Verniciato, oliato o naturale? L’importante è che brilli sempre

Ogni volta che si entra in una stanza con pavimenti, superfici, infissi o immobili in legno è innegabile provare un senso di estrema familiarità. Ci si sente proprio coccolati in quel clima accogliente e immersi in quelle venature che portano alla mente ricordi di quando si era più piccoli o di bellissime vacanze in montagna. Dopo questa prima fase di idillio però, tornano in mente tutte le difficoltà di avere delle superfici in legno da trattare. Per fortuna oggi prendersi cura del legno è diventato molto più facile ma dipende dalla finitura. Come possiamo prendercene cura nel modo più adatto?

Questo materiale è molto versatile e, per questo, bastano pochi accorgimenti per adattarlo al meglio alla stanza e mantenerlo sempre sano e lucente. Come prima cosa basta ricordarsi di proteggerlo dai tre principali nemici: l’acqua, i graffi e gli sbalzi di temperatura. Il legno è un materiale molto sensibile all’acqua e, di conseguenza, se viene lavato senza un’asciugatura adeguata o se è soggetto a perdite derivanti dal calorifero o a danneggiamenti derivanti dalla innaffiatura delle dalle piante, può finire per creare aloni permanenti. Se capita una di queste situazioni la soluzione migliore è asciugare il prima possibile. Per quanto riguarda i graffi, invece, il consiglio è quello di evitare di camminare in casa con calzature che potrebbero avere sporcizia del mondo esterno (sassi e ghiaia, terra…) e di avere un po’ di accortezza. Ultime attenzioni sono da dedicare alle temperature. Eccessivi sbalzi o umidità possono rovinare il legno. Il consiglio è quello di mantenere la temperatura negli ambienti tra i 15 e i 22 gradi e areare spesso i locali.

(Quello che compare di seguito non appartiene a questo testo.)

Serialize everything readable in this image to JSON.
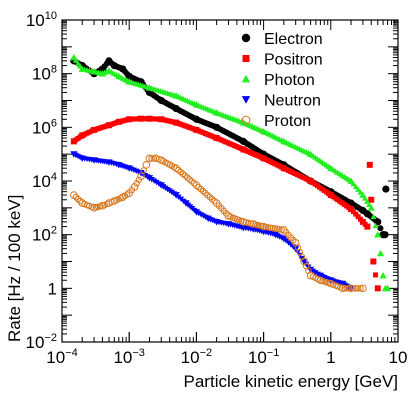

Questo materiale però non esiste solo in una forma, poiché può avere diverse finiture. Può capitare di dover trattare diverse tipologie di legno, ognuno con diverse caratteristiche, come ad esempio il legno verniciato, quello oliato o al naturale.

Cosa varia nel trattamento?

- Il legno verniciato ha la caratteristica di avere come protezione lo strato di verniciatura. In base alle sue caratteristiche, se non volete usare i pulitori specifici, detersivi che oltre agli ingredienti attivi contro lo sporco contengono anche componenti per il trattamento, come le creme detergenti usate per la pelle, la soluzione migliore, prevede l’utilizzo di una soluzione composta da acqua tiepida e scaglie di sapone di Marsiglia. A piacimento è possibile aggiungere qualche goccia di oli essenziali per rendere il legno profumato. Poiché l’acqua è uno dei principali nemici del legno, è sconsigliabile passare la soluzione direttamente sulle superfici ma si preferisce versare la soluzione in un contenitore spray vuoto, così da poterlo spruzzare e distribuire in egual modo ovunque. Passando con un panno morbido in microfibra per rimuovere i residui e gli eccessi, il risultato sarà perfetto.

- Il legno oliato non ha strati di vernice protettiva, quindi, questo tipo di materiale può essere molto delicato. Si consiglia l’utilizzo di un detergente specifico per legno oliato mescolato con dell’acqua tiepida da stendere con un panno morbido in cotone avendo cura di asciugare tutti gli eccessi di prodotto. L’importante in questo tipo di trattamento è sgrassare e pulire la superficie senza inumidire troppo il legno.

- Il legno naturale è uno dei più eleganti, ma anche dei più delicati. Per la pulizia usate detersivi specifici, con la massima attenzione e alla fine In questo caso possono essere utili per un trattamento finale la cera d’api e l’olio di noci per donare alla superficie un aspetto sano per ridurre o eliminare possibili segni di graffi ricordate l’esistenza di appositi stick di cera colorata.

I prodotti da evitare assolutamente nel trattamento del legno, in generale, tutti quei prodotti non adatti alle superficie legnosa e che, quindi, danneggerebbero il materiale irreversibilmente.
Uno di questi prodotti è l’acqua ossigenata. Il perossido di idrogeno, infatti, non è adatto alla pulizia del legno, per via delle sue caratteristiche chimiche che ne alterano il naturale colore. Un altro prodotto è l’ammoniaca che, date le sue caratteristiche particolarmente aggressive, rischia di eliminare lo strato di vernice protettiva dal mobile o il suo naturale aspetto.

Prendersi cura del legno non è difficile ma, come tutti i materiali, ha bisogno di alcune piccole attenzioni che, a distanza di anni, permetteranno di far provare ancora invidia ad amici e parenti per la lucentezza delle proprie superfici.

Ora che il legno non ha più segreti è arrivato il momento di scegliere il prossimo mobile per arredare casa: basta scegliere se posarlo nella sua versione verniciata, oliata o al naturale.